Meditativa e monocromática em tons de osso e madeira polida, a casa é cuidadosamente, mas esparsamente decorada com objetos que Schmidt colecionou do Peru, México, Etiópia e Amazônia, justapostos a obras de arte contemporâneas e peças icônicas de móveis de meados do século. Na sala de jantar, um tronco chanfrado do Mali – outrora uma escada externa para uma casa de aldeia – divide espaço com um conjunto de seis cadeiras de jantar Carlo Hauner da década de 1950 e uma obra de 2020 do vizinho de Schmidt, o artista visual Mano Penalva, que desce uma cascata parede próxima em camadas de contas de madeira usadas para, entre outras coisas, capas de assento de motoristas de táxi. Na sala adjacente, os componentes desmontados de um moinho de grãos da era colonial de Minas Gerais tornaram-se uma série de totens de madeira, concluindo no bem mais valioso de Schmidt, uma cadeira de madeira projetada pelo arquiteto e designer industrial ítalo-brasileiro. Lina Bo Bardi para o SESC Pompéia de São Paulo (uma adaptação, concluída em 1976, de uma fábrica pré-existente que agora é um centro cultural).
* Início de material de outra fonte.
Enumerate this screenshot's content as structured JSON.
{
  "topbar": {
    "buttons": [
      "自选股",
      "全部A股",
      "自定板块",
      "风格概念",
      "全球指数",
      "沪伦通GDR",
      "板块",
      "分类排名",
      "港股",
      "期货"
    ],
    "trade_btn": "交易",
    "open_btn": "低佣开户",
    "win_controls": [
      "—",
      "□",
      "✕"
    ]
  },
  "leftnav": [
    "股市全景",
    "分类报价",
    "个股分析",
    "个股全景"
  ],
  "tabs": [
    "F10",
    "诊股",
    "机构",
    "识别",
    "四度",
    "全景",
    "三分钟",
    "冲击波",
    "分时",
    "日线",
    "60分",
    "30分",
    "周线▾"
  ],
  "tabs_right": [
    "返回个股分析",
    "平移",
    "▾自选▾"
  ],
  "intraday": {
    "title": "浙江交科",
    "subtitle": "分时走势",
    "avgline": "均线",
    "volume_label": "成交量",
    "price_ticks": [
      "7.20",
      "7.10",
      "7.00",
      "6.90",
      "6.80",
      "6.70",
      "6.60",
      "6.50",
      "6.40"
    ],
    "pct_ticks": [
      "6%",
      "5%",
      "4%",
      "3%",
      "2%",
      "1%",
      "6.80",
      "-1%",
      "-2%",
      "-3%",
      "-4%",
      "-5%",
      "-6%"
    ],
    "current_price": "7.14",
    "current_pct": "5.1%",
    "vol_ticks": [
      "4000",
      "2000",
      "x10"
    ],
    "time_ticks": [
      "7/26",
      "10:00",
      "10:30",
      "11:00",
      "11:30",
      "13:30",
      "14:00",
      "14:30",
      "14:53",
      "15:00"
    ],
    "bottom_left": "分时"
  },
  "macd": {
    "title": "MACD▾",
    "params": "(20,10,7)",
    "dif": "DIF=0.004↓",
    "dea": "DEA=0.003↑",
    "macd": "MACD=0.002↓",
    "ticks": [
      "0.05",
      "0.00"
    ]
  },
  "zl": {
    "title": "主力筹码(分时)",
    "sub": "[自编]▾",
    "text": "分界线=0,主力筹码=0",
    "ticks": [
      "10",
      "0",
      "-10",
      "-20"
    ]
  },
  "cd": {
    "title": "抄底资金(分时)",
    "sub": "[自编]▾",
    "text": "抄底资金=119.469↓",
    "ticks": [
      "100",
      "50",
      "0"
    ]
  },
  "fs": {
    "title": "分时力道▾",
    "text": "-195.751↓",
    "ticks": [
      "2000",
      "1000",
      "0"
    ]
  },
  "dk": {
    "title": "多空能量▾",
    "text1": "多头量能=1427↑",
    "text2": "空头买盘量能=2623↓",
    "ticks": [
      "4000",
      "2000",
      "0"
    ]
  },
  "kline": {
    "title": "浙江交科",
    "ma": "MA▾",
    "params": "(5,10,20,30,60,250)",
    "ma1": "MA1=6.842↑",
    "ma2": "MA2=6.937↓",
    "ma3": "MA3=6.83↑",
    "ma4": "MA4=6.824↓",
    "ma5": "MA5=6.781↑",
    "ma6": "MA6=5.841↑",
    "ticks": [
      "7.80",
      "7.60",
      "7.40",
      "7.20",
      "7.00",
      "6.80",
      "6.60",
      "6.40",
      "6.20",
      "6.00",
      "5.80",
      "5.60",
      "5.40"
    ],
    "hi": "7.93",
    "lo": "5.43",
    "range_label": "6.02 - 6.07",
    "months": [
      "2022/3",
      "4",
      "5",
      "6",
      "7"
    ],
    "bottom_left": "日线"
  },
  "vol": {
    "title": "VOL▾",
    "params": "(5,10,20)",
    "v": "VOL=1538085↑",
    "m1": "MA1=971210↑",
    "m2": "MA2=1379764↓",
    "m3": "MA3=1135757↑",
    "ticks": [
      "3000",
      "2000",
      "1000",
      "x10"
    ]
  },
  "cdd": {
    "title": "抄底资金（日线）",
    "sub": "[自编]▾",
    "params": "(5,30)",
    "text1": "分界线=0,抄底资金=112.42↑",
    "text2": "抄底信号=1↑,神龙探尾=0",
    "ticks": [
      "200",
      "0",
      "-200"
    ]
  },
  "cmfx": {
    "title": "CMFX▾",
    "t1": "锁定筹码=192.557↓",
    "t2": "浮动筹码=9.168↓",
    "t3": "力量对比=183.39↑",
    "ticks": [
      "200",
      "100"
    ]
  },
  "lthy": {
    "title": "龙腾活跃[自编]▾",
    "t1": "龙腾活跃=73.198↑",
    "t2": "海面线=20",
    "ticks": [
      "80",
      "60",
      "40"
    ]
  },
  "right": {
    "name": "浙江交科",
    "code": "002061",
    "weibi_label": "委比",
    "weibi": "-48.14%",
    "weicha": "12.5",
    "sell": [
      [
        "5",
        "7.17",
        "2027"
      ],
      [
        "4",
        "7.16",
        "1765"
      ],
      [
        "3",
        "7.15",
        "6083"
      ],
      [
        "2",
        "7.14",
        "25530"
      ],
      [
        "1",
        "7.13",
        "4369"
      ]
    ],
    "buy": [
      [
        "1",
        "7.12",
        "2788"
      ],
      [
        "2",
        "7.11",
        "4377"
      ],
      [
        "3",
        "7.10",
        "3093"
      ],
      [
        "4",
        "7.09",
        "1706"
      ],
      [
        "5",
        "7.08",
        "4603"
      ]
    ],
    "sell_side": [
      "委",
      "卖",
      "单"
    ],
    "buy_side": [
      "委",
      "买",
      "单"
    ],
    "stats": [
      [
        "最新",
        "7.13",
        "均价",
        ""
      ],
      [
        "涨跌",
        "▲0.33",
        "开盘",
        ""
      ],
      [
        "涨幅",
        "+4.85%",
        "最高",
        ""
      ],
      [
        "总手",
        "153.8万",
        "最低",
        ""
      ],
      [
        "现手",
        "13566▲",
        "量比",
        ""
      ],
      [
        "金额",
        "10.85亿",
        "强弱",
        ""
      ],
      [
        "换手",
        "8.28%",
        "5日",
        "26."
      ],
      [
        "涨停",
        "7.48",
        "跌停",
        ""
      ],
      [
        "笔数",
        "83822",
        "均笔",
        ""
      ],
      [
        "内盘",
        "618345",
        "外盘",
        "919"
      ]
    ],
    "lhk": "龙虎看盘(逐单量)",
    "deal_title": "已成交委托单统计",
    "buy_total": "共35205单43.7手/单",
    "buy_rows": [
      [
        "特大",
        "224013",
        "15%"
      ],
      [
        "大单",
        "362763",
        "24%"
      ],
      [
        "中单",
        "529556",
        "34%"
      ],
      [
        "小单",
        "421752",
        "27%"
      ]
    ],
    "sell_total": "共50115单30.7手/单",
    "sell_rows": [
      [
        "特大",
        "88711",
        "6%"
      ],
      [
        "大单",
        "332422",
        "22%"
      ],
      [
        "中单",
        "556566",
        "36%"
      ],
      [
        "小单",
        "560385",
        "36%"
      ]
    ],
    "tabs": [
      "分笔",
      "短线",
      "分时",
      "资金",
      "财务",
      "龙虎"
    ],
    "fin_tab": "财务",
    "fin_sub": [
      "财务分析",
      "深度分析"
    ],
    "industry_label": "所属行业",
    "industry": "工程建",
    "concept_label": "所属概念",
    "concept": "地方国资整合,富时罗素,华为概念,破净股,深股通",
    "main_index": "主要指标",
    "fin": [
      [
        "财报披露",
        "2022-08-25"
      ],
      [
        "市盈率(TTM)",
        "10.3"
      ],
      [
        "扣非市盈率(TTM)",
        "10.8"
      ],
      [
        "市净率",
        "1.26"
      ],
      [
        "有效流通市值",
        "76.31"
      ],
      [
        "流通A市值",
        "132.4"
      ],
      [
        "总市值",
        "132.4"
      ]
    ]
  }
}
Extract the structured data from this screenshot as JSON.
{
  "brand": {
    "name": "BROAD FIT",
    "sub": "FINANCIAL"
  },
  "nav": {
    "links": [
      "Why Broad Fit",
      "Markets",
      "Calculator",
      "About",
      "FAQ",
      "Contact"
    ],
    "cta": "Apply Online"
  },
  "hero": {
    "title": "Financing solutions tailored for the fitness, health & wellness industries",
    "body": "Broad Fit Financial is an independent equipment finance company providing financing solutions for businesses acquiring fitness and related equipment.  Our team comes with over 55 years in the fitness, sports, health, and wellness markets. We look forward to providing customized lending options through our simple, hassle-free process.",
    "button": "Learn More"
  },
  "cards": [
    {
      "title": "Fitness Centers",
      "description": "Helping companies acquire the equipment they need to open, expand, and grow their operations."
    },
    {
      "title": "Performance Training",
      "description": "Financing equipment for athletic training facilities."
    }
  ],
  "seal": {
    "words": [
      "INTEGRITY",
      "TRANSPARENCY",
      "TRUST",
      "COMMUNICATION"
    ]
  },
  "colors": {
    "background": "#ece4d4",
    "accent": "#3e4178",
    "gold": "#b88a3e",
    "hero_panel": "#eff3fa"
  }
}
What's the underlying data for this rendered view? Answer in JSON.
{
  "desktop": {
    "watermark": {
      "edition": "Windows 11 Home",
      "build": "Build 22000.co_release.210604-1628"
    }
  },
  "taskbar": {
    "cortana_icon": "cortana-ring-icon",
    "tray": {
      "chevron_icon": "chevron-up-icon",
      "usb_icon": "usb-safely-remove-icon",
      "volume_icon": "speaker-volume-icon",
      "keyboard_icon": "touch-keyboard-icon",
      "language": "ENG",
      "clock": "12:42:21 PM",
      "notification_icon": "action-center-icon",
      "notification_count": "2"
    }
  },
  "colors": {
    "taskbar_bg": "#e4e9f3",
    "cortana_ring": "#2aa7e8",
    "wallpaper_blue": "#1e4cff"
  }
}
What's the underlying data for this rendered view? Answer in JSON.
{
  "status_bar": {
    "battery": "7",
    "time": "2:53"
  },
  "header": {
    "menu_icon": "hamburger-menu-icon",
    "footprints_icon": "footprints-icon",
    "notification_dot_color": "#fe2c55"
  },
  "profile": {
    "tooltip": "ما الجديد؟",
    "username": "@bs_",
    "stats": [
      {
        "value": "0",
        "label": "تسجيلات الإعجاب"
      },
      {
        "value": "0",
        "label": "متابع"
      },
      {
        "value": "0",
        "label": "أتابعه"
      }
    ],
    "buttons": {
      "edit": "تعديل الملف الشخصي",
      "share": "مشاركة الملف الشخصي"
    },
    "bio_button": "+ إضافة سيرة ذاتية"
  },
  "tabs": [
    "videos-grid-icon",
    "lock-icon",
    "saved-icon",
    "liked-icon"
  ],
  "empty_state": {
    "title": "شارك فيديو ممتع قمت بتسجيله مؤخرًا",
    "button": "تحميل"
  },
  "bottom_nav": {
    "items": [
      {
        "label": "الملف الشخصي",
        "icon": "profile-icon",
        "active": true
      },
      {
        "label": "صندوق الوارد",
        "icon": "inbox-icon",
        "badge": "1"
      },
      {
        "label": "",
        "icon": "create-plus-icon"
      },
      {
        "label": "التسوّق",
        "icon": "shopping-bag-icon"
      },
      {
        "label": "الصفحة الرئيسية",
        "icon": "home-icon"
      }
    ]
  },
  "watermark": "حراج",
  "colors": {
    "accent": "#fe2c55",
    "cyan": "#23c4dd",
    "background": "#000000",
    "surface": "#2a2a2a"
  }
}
Da mó de gerações que Schmidt trouxe do México às delicadas pinturas de utensílios domésticos (uma luminária de chão; uma cadeira) em porcelanatos esculpidos recebidos quando ela trocou obras com a paulistana Brisa Noronha, os objetos falam ao interesse de Schmidt em “ancestralidade e trabalho”, diz ela. Ao celebrar as falhas – como os cacos de um vaso de barro quebrado espalhados pela mesa da sala de jantar – Schmidt fecha a brecha entre cidade e país, entre tecnologias novas e antigas, entre artistas que são nomeados e aqueles cujos nomes nunca saberemos. “A arquitetura é sobre a vida”, diz ela. As rachaduras não são um sinal de declínio, mas de progresso.